Neomycin; polymyxin B; dexamethasone is indicated for the treatment of inflammatory ocular conditions where a risk of superficial bacterial infection exists. Clinicians may wish to consult the individual monographs for more information about each component.
-Neomycin: Neomycin is bacteriocidal. It is actively transported into the bacterial cell where it binds to receptors present on the 30S ribosomal subunit of susceptible bacteria. This binding interferes with the initiation complex between the messenger RNA (mRNA) and the subunit. As a result, abnormal, nonfunctional proteins are formed due to misreading of the bacterial mRNA. Eventually, susceptible bacteria die because of the lack of functional proteins.
-Polymyxin B: Polymyxin B binds to gram-negative bacterial cell membrane phospholipids. This binding destroys bacterial membranes with a surface detergent-like mechanism and increases the permeability of the cell membrane, which results in loss of metabolites essential to bacterial existence. Polymyxin B is bactericidal against most gram-negative bacilli. Polymyxin B has no in vitro activity against gram-positive organisms.
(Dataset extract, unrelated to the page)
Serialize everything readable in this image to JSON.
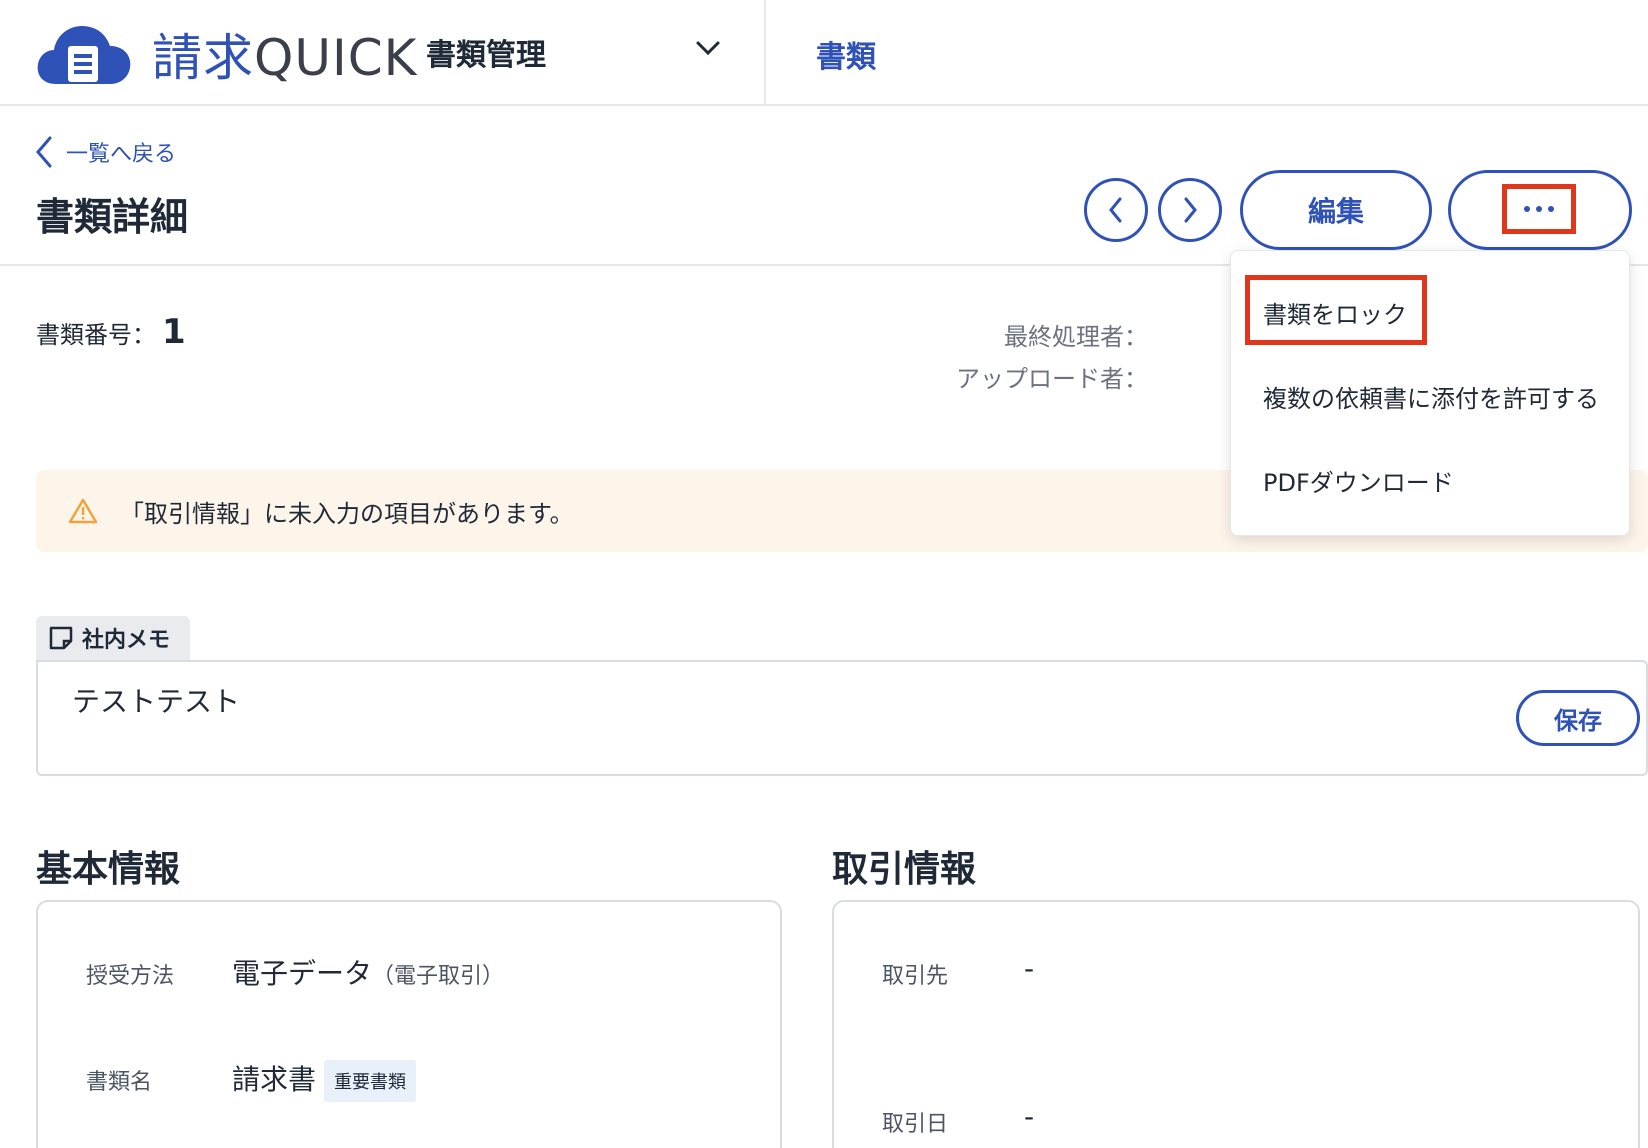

-Dexamethasone: Dexamethasone is a corticosteroid with anti-inflammatory action. Corticosteroids are naturally occurring hormones that bind to specific protein receptors on targeted tissues. This binding induces a response by modifying transcription and, ultimately, protein synthesis to achieve the steroid's intended action. The anti-inflammatory action of dexamethasone results from the inhibition of leukocyte infiltration at the site of inflammation, interference in the function of mediators of inflammatory response, and suppression of humoral immune responses. The end result of treatment with dexamethasone includes reduction in edema or scar tissue as well as a general suppression of the immune response.
Neomycin; polymyxin B; dexamethasone is administered topically to the eyes. No pharmacokinetic information is available from the manufacturers of the combination ophthalmic products. See individual drug monographs for additional information.